High-speed snapshots of biomolecules

PETRA III pioneers protein serial crystallography at synchrotrons

05-Jun-2014 - Germany

Using DESY's synchrotron light source PETRA III, scientists have pioneered a new way to analyse delicate biomolecules. The novel approach, borrowed from a new class of high-intensity X-ray sources called free-electron lasers (FELs), could reveal the atomic structure of proteins that were previously inaccessible to synchrotrons, as the team led by Prof. Henry Chapman from the Hamburg Center for Free-Electron Laser Science CFEL reports in the scientific journal of the International Union of Crystallography, IUCrJ. CFEL is a joint institution of DESY, the University of Hamburg and the Max Planck Society.

DESY

Electron density map of lysozyme at 2.1 Å resolution calculated from 40,233 single crystal indexed diffraction patterns.

The atomic structure of biomolecules can reveal the mechanisms underlying their function in the organism, leading to improved biological insight with the potential to enable the development of new medicines. The standard technique for elucidating the atomic structure of proteins involves shining a bright beam of X-rays onto a protein crystal. The crystal scatters the X-rays in a characteristic way, and from the resulting diffraction pattern the inner structure of the crystal can be calculated, yielding the atomic structure of the protein.

"But being jammed into a crystal is not a natural state for most biomolecules, so, many proteins form only very tiny crystals," says DESY scientist Chapman,who is also a professor at the University of Hamburg and a member of the Hamburg Center for Ultrafast Imaging CUI. “The smaller the crystal, the brighter the X-ray light has to be in order to produce usable diffraction patterns.”

Free-electron X-ray lasers can analyse crystals even smaller than one micrometre across, but a single X-ray pulse vaporises the sample after giving a single snapshot. Measurements are made from many tens of thousands of samples in quick succession, and then processed with high performance computers. Synchrotrons on the other hand can determine the atomic structure from just a single crystal, but it has to be large enough and of high quality to be able to rotate it through the beam and explore it from all angles. Often, a handful of high-quality crystals is used.

"We noticed at the X-ray laser that some of the samples were large enough and diffracting quite well, so that we sometimes even had to attenuate the beam so as not to burn the detector," explains first author Dr. Francesco Stellato from CFEL. "So moving the quick-succession FEL method to a bright synchrotron could maybe serve to close a size gap for samples that are too small for conventional synchrotron investigations and sort of too large for free-electron lasers."
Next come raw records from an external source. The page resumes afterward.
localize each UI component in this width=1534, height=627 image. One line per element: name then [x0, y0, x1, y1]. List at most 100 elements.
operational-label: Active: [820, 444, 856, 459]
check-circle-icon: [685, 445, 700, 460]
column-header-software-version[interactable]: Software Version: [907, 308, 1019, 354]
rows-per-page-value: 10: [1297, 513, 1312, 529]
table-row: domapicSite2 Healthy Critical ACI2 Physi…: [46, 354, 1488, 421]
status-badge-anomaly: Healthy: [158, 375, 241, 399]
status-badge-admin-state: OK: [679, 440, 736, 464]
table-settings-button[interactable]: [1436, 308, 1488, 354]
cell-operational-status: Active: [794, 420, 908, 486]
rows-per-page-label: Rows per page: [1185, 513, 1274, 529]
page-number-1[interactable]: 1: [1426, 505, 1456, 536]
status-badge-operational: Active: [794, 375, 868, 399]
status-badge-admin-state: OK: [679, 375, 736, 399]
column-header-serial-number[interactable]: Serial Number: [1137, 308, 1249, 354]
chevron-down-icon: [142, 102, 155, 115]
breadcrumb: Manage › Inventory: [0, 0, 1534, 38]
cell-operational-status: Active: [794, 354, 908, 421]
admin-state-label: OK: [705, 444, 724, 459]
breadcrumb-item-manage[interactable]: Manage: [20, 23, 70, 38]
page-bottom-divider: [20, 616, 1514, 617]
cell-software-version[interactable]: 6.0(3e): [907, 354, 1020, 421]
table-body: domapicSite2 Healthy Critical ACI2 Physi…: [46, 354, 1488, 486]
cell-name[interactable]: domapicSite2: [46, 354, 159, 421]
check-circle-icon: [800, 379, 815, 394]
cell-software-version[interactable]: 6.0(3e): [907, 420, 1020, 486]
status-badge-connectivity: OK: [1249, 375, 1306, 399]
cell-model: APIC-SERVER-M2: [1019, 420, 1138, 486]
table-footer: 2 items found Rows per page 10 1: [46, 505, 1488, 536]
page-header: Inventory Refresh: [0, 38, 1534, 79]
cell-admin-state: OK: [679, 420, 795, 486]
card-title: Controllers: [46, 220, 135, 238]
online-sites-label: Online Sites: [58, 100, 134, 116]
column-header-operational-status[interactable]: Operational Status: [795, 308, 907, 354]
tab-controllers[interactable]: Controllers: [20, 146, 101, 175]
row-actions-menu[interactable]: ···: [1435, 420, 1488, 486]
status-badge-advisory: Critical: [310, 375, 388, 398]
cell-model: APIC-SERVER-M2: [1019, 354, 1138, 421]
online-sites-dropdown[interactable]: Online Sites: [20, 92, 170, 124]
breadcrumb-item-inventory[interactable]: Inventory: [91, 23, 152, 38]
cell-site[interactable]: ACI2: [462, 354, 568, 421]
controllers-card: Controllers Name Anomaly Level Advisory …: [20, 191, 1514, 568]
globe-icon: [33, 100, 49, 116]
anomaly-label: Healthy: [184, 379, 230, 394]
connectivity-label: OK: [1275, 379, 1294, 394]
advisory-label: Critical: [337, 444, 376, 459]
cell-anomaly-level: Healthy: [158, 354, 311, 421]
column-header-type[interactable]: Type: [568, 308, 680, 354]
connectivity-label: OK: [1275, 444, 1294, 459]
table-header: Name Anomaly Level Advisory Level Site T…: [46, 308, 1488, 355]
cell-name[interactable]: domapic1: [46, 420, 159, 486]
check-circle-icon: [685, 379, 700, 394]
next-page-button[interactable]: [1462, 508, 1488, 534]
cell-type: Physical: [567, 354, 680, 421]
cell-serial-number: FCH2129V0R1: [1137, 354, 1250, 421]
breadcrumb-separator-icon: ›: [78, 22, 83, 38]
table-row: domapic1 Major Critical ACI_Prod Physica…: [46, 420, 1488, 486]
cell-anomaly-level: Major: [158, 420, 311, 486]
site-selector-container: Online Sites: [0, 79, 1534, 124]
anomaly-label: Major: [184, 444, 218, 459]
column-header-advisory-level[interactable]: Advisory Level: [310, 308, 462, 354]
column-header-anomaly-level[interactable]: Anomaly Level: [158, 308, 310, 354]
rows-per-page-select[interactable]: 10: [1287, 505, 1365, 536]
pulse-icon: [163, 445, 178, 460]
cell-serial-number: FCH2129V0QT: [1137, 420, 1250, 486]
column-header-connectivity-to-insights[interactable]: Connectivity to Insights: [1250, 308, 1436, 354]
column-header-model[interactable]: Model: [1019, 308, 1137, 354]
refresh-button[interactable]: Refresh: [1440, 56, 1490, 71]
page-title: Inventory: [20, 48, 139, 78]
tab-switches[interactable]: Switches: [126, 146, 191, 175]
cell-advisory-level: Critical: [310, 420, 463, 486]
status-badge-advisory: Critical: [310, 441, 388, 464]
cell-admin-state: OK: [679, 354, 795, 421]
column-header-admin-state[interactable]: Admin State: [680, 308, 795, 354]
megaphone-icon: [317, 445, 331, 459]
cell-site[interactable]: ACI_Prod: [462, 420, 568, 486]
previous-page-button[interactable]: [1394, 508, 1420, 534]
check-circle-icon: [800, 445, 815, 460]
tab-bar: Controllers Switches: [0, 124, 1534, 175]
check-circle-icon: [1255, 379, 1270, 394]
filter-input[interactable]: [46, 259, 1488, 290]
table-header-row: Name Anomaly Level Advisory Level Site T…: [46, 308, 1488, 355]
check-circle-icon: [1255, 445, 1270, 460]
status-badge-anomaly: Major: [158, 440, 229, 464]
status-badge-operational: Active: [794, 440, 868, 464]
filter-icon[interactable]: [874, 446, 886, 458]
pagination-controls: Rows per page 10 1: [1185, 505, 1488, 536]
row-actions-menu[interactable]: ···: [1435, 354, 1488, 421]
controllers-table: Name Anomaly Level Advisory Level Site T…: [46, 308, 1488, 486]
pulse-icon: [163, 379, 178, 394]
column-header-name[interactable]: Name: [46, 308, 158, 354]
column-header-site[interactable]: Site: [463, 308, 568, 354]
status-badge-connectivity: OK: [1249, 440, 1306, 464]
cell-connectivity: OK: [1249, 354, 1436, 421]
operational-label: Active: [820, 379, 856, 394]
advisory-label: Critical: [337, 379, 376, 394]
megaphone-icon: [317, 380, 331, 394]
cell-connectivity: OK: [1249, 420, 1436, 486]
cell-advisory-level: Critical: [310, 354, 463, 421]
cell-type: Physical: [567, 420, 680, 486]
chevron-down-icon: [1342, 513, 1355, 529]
To test their hypothesis, the scientists used a well-studied protein called lysozyme and grew micrometre-sized crystals of it. At PETRA III, currently the most brilliant synchrotron light source in the world, they took FEL-style high-speed snapshots of many tiny lysozyme crystals and combined them. “We let a small stream of microcrystals run across the X-ray beam and shot a series of pictures as fast as the detector would allow,” illustrates CFEL scientist Dr. Dominik Oberthür from the team.

The lysozyme crystals were fed as a suspension in water through a thin capillary across the nine micrometre wide X-ray beam. This technique works at room temperature, avoiding the need to deep-freeze the protein crystals. The flow speed was adjusted so that individual microcrystals would not suffer significant radiation damage during the passage. The transit time of the microcrystals across the beam was between one and three milliseconds. “We set the detector on rapid fire, taking 25 pictures per second,” says co-author Dr. Alke Meents, head of the measuring station P11, where the experiments took place.

Almost 1.5 million detector frames were acquired over about 17 hours of experimental time. Automated analysis routines sorted through all the frames to find the 40,233 diffraction patterns hidden amongst them, which were then combined for structural analysis. This yielded the lysozyme structure with a resolution of 2.1 Ångström, or 0.2 millionths of a millimetre and in excellent agreement with known structural data. “With planned improvements on brightness and detectors, even faster images can be recorded, increasing the spatial resolution,” underlines Meents. “This way, our work paves the way for structural analysis of biomolecules previously inaccessible by synchrotrons.”

The work, that was funded by the German Federal Ministry of Education and Research BMBF in the context of the Röntgen-Ångström-Cluster, followsanother recent explorationof porting FEL techniques to the synchrotron on cryogenically cooled samples that were mounted in a nylon loop and scanned with the fine X-ray beam of PETRA III.